The UK scientist tackled quantum physics and nuclear politics and came up with the idea of Dyson spheres that span an entire solar system.
Physicist Freeman Dyson
Freeman Dyson, a physicist, mathematician and author, has died at the age of 96. The UK scientist's ideas encompassed everything from the abstruse physics of quantum mechanics to enormous Dyson spheres that harvest the entire energy output of a sun. He posited the latter in 1960, long before it was featured in sci-fi settings like Star Trek: The Next Generation or when scientists started talking about alien megastructures.
The Institute for Advanced Study, his academic home in Princeton, New Jersey, for 60 years, announced Dyson's death Friday.
"The world is a little less bright without his genius," tweeted Tim O'Reilly, who rose to Silicon Valley celebrity status through his technology book publishing business. Dyson also is the father of Silicon Valley investor Esther Dyson.

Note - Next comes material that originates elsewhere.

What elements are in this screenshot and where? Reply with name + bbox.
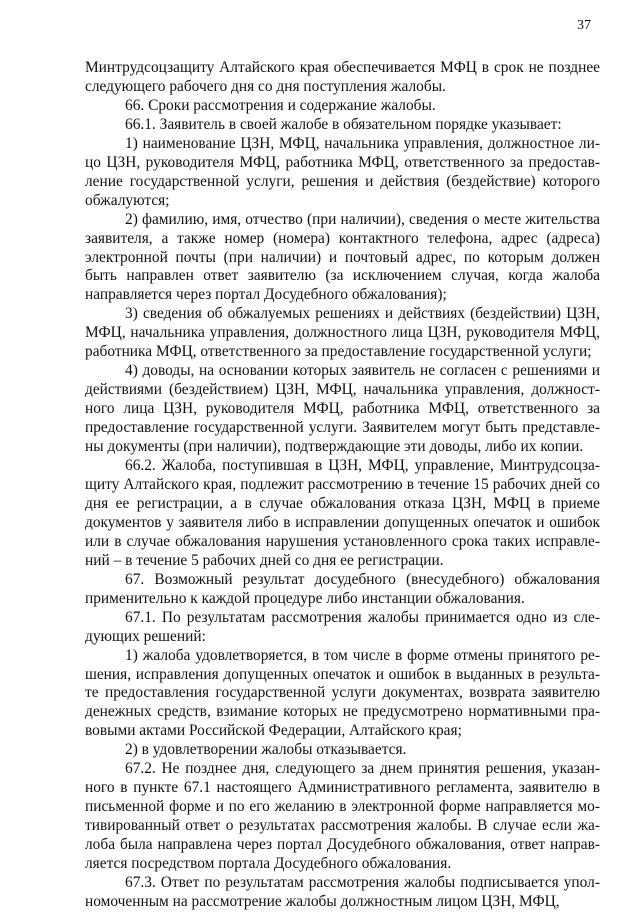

His career began at the UK's Bomber Command during World War II, where his statistical analysis helped discover the reason so many British airmen died attacking Germany was simply because their planes' aircraft hatches were impractically small. That episode is detailed in his first book, Disturbing the Universe.
After the Cold War began, he worked on cutting nuclear weapons testing and urged creation of the US government's Arms Control and Disarmament Agency. "The military knows that our nuclear weapons are essentially useless for fighting real wars. The problem is to educate the politicians," he said in a 2013 Slashdot interview.
He also worked on Project Orion, a US effort to build a spacecraft propelled by nuclear explosions, and was a fan of space exploration. He also showed a contrarian streak, though, for example considering the US Space Shuttle program a waste of money.